Jorge Custódio, professor, arqueólogo, historiador e museólogo, é uma das figuras incontornáveis no estudo do Património e Museologia industriais e tem vindo, ao longo da sua carreira, a dedicar grande atenção à história do património português. Foi director do Convento de Cristo, em Tomar, e durante muitos anos funcionário e colaborador da actual DGPC.

“O problema do património tem sido encarado do ponto de vista da herança que recebemos dos nossos antepassados, e não da sua transmissão para o futuro”.

A afirmação é de Jorge Custódio e foi proferida na quarta conferência do ciclo “Os Historiadores de Santarém”, que decorreu sábado, 15 de Fevereiro, na sede da Associação de Estudo e Defesa do Património de Santarém.
Na sua intervenção, o historiador, que coordenou a candidatura de Santarém a património mundial e foi director do Convento de Cristo, entre outros cargos, criticou abertamente a recente escolha do gestor imobiliário Bernardo Alabaça para a Direcção-Geral do Património Cultural (DGPC).

“É extremamente grave uma situação deste género.
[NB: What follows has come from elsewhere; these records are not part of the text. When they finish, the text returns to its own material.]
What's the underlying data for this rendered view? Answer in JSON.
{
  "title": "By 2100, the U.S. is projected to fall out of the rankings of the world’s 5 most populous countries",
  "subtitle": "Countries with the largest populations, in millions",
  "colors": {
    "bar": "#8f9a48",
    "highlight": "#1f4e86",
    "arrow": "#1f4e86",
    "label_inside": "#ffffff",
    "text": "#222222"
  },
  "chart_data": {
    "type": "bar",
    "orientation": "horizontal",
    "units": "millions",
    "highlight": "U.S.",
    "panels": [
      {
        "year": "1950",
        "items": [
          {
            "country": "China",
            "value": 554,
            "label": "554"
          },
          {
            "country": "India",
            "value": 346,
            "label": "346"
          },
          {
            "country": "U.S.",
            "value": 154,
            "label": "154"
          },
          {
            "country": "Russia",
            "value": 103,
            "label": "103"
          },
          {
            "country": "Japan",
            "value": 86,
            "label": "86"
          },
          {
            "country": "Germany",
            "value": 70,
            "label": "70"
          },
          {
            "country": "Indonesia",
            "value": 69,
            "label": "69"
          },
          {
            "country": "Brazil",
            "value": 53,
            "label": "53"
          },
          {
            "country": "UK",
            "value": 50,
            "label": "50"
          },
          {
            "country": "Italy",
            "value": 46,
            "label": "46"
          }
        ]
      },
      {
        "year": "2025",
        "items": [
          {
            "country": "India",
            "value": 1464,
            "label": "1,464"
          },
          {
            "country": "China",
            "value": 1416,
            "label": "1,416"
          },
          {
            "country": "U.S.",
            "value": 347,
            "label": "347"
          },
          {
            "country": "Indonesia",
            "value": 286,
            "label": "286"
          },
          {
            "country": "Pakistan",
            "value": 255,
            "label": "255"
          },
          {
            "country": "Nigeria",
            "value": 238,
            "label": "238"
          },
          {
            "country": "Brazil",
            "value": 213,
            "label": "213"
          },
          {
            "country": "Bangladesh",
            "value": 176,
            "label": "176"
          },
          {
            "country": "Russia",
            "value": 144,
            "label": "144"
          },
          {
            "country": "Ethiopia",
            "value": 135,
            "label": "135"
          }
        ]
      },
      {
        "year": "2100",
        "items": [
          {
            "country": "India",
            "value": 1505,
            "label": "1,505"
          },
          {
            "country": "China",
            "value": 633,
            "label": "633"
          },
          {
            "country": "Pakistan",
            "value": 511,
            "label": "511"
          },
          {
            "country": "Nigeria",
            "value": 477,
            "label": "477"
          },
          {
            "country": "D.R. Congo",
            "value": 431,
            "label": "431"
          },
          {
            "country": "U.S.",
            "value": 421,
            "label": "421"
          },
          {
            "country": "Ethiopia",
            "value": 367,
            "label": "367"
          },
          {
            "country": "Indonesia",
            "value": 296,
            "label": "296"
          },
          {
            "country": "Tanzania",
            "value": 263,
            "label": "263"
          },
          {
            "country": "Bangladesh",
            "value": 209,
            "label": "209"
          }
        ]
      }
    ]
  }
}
Então o nosso património vai estar à venda? Esta é que é a questão central que se coloca hoje”, considerou Jorge Custódio.

“Quando os bens são do domínio público, isso pode criar uma situação de ruptura entre a sociedade, a cidadania e o poder. Fiquei assustado com isto. Como é que pode um Governo nomear um gestor de imobiliário para tratar de património?”, questionou, juntando a sua voz à dos dirigentes da Associação Portuguesa de Museologia (APOM) e do Conselho Internacional de Museus da Europa, que consideraram, igualmente, “inqualificável” e “um insulto” aquela nomeação.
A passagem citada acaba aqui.